Wildlife Photographer of the Year marks 50th birthday with stunning images of past winners
The prize is one of the most celebrated photographic awards in the UK

The Natural History Museum is celebrating 50 years of one of Britain’s most prestigious photography prizes.
To mark the anniversary of The Wildlife Photographer of the Year award, past winners have been put on show alongside this year's 100 winning images at the museum.
Previous winning photographs include an image of an adorable Orang-utan mother and baby in an animal orphanage in Sumatra, a leopard captured in front of a rising moon and a polar bear and Arctic fox leaping over the Hudson Bay.
The photographs are currently on show at the museum as part of the Wildlife Photographer of the Year exhibition, which has been extended until 31 August to celebrate the 50th year of the prize.

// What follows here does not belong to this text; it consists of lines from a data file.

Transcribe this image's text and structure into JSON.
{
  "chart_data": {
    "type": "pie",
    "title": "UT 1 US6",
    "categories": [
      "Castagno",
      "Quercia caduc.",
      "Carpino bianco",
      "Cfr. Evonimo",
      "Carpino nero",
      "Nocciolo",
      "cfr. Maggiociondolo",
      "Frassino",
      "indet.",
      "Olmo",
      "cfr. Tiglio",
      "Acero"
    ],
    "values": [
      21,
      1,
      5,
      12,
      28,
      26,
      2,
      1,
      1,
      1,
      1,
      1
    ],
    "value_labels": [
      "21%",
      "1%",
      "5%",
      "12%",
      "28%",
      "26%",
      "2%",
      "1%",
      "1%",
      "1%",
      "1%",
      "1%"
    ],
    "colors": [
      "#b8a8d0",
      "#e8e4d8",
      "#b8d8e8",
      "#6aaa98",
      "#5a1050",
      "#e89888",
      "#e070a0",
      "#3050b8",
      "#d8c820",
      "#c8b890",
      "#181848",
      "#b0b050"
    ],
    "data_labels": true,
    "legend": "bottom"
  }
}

Michael ‘Nick’ Nichols won the prize this year, which also supported by the BBC, for his intimate images of resting female lions in Tanzania at night.

The shot, entitled The Last Great Picture, was taken using infra-red, which Nichols said “transforms the light and turns the moment into something primal, biblical almost”.



The Wildlife Photographer of the Year attracted 361 entries when it launched in 1964, and now receives 42,000 submissions from 96 countries.
The Wildlife Photographer of the Year at the Natural History Museum in South Kensington, London runs until Monday 31 August.